The real return on your investments gets eroded because of high inflation. If inflation is too high then real returns on your investments can be negative too. In short, your returns should beat inflation by a big margin.

If you invest in FD and get 8% interest per year. And if inflation is 5% then your real return is 3%. But if you invest some financial product where you get 12% return per year than you beat inflation by 7%. In short better the rates of return less susceptible you are towards inflation risk.

  1. Market Risk

Value of your investment may fall due to market risk factors. They can be equity risk (stock market risk), interest rate risk (interest rate fluctuation), currency risk (fluctuation in currency vis-a-vis another currency), and commodity risk (fluctuating in commodity prices)

  1. Credit risk

It is a risk of debt obligation not met. A person or a company who has taken credit from you are unable to pay interest or is unable to return your principal amount.

Government bonds purchased usually has lowest credit risk. In other words investments in government bonds, you are sure to get your investment back along with interest (almost sure but not 100% sure) Though private companies have just a little bit higher credit risk.

Before investing one should check the company’s credit rating by knowing its standing, by reputed rating agencies like CRISIL or CARE or ICRA.

Even banks fixed deposit has some credit risk.

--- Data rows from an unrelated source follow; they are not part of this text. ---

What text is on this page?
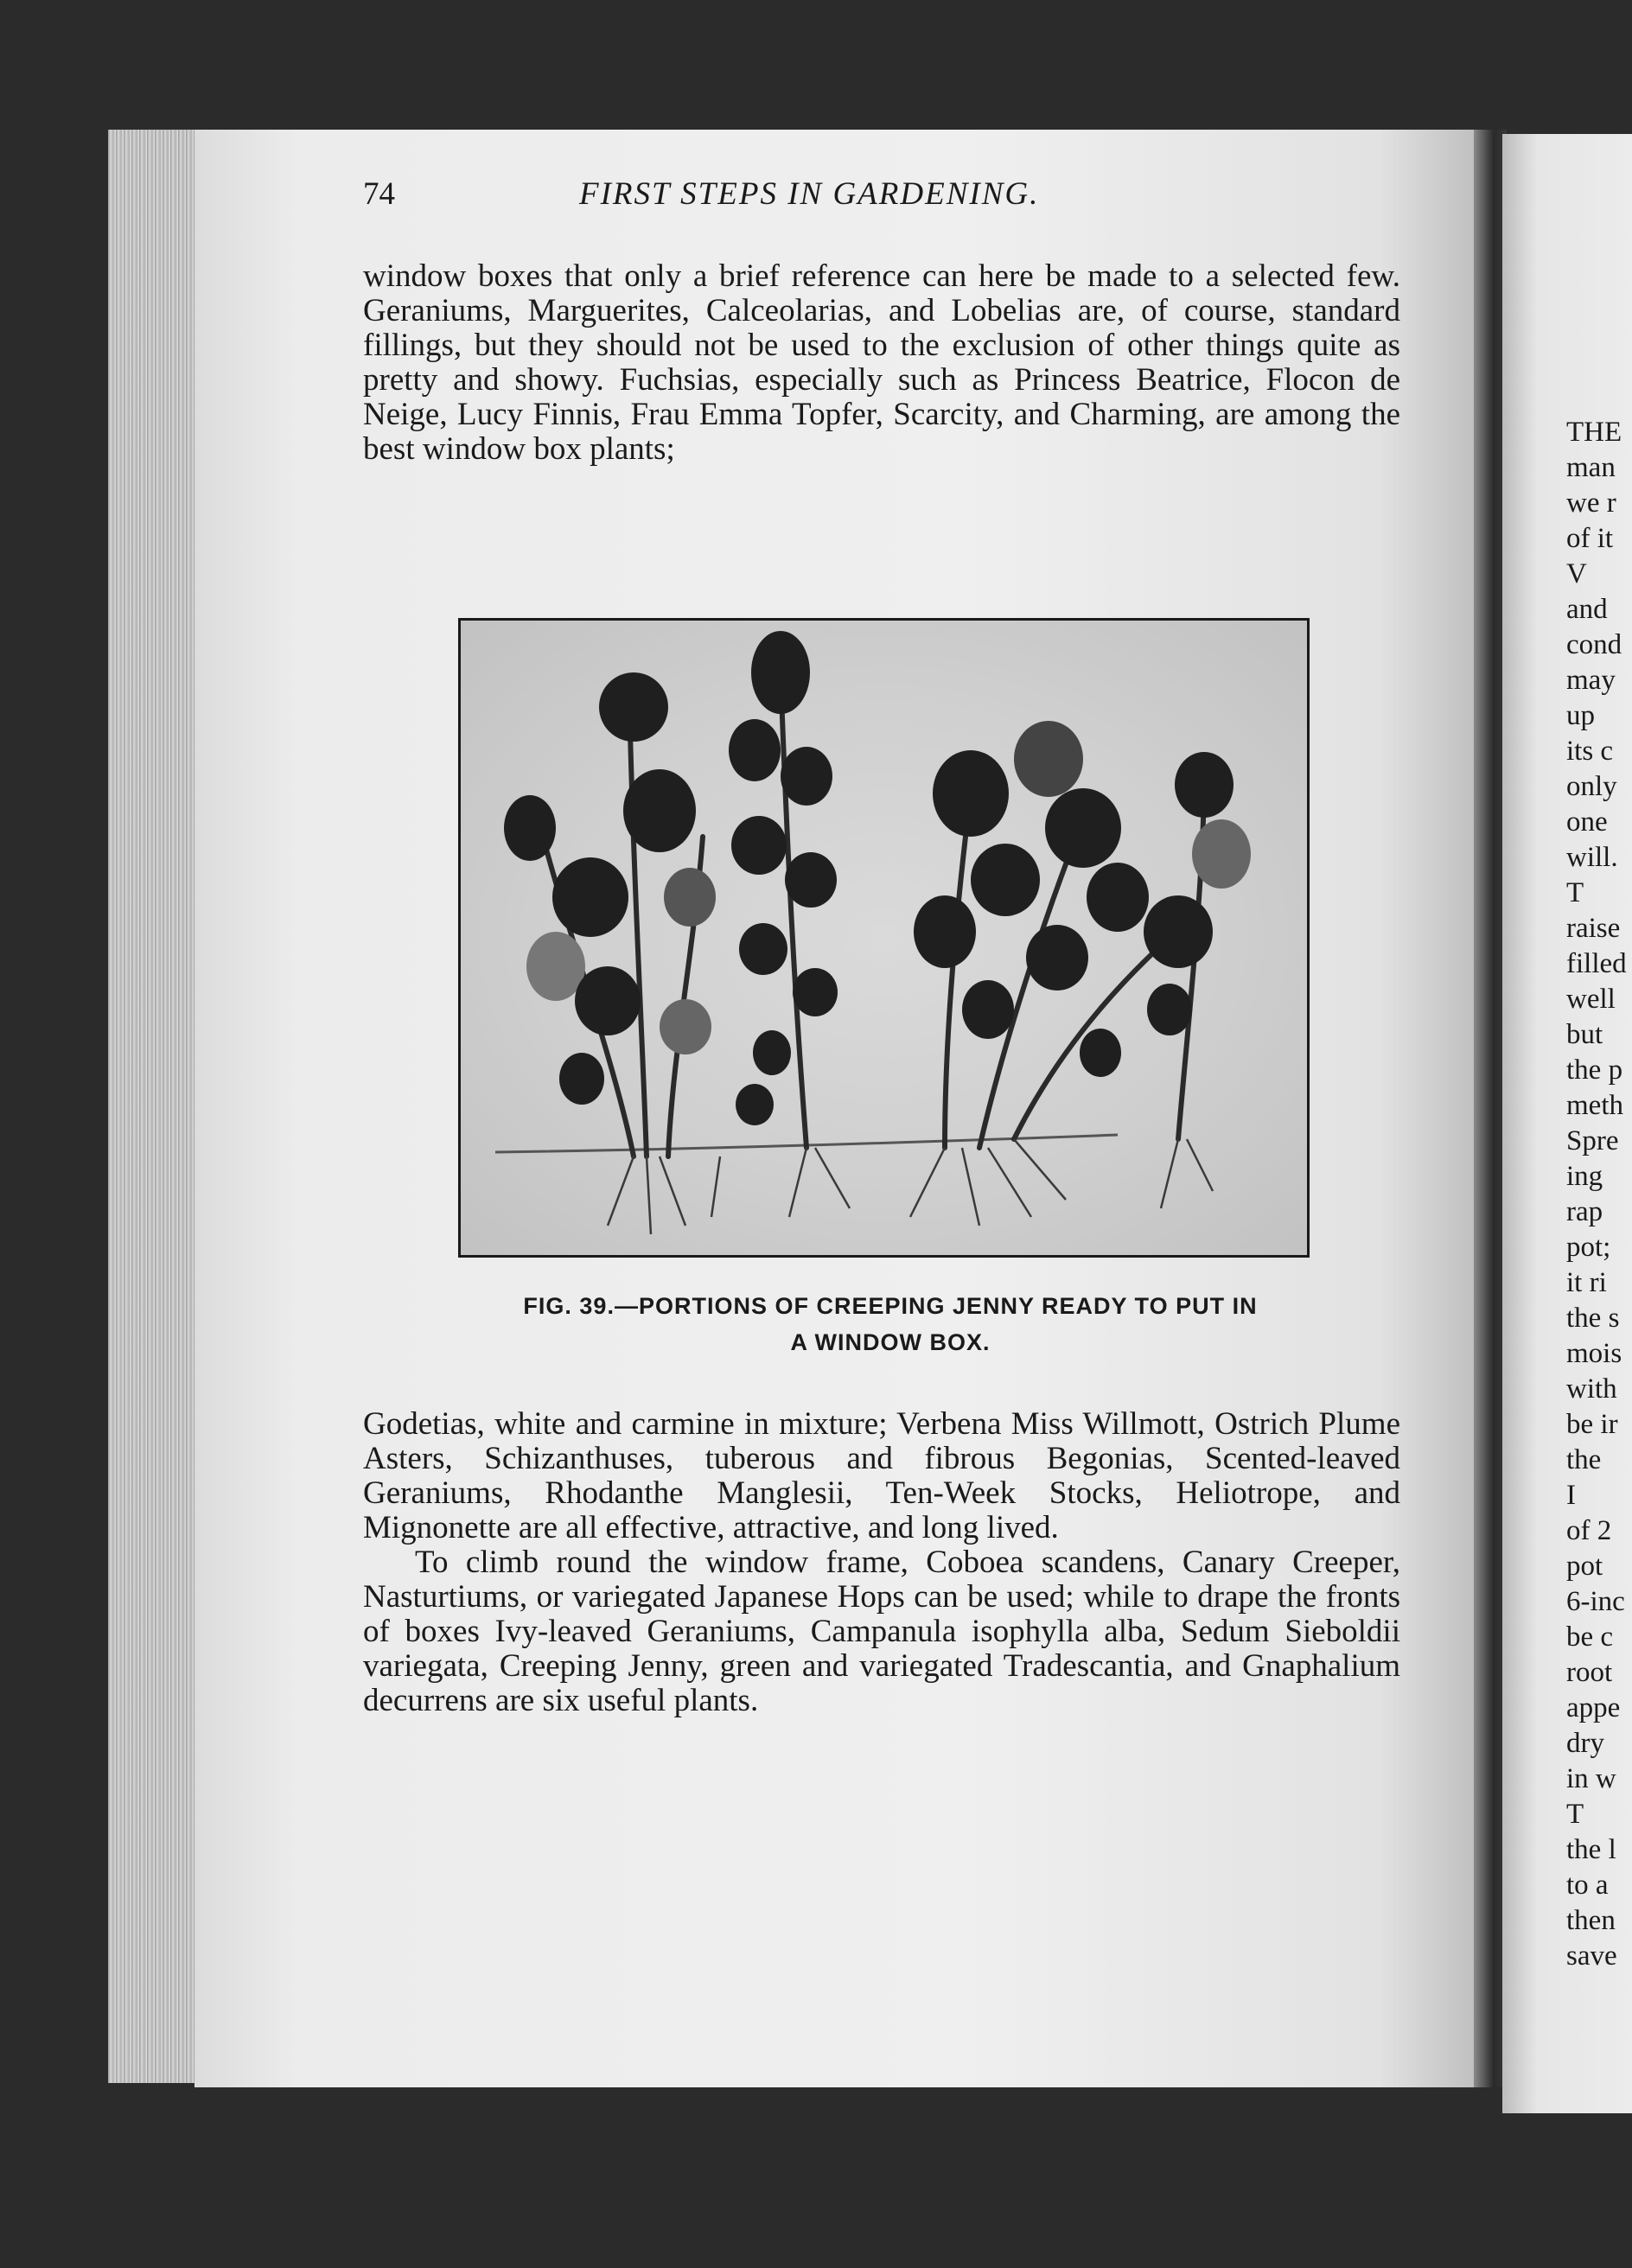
74	FIRST STEPS IN GARDENING.

window boxes that only a brief reference can here be made to a selected few. Geraniums, Marguerites, Calceolarias, and Lobelias are, of course, standard fillings, but they should not be used to the exclusion of other things quite as pretty and showy. Fuchsias, especially such as Princess Beatrice, Flocon de Neige, Lucy Finnis, Frau Emma Topfer, Scarcity, and Charming, are among the best window box plants;

FIG. 39.—PORTIONS OF CREEPING JENNY READY TO PUT IN
A WINDOW BOX.

Godetias, white and carmine in mixture; Verbena Miss Willmott, Ostrich Plume Asters, Schizanthuses, tuberous and fibrous Begonias, Scented-leaved Geraniums, Rhodanthe Manglesii, Ten-Week Stocks, Heliotrope, and Mignonette are all effective, attractive, and long lived.

To climb round the window frame, Coboea scandens, Canary Creeper, Nasturtiums, or variegated Japanese Hops can be used; while to drape the fronts of boxes Ivy-leaved Geraniums, Campanula isophylla alba, Sedum Sieboldii variegata, Creeping Jenny, green and variegated Tradescantia, and Gnaphalium decurrens are six useful plants.

THE
man
we r
of it
V
and
cond
may
up
its c
only
one
will.
T
raise
filled
well
but
the p
meth
Spre
ing
rap
pot;
it ri
the s
mois
with
be ir
the
I
of 2
pot
6-inc
be c
root
appe
dry
in w
T
the l
to a
then
save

In case bank liquidates one will get back the maximum of Rs. 1 Lac as guaranteed by the government.

  1. Country Risk

When ever a country (like Greece) is unable to keep its debt obligations that is defaults its payments, its effects other countries with which it has financial relations and bonds, mutual fund, shares and other financial investment are affected.

Underdeveloped and to some extent developing countries are more at risk as compared to developed ones.

The above risk can be at the micro level (individual) or macro level (country) but they are sure to affect your investments, usually in long run. So it is better that before investing in any financial instruments we should take the risk involved in our investment into account.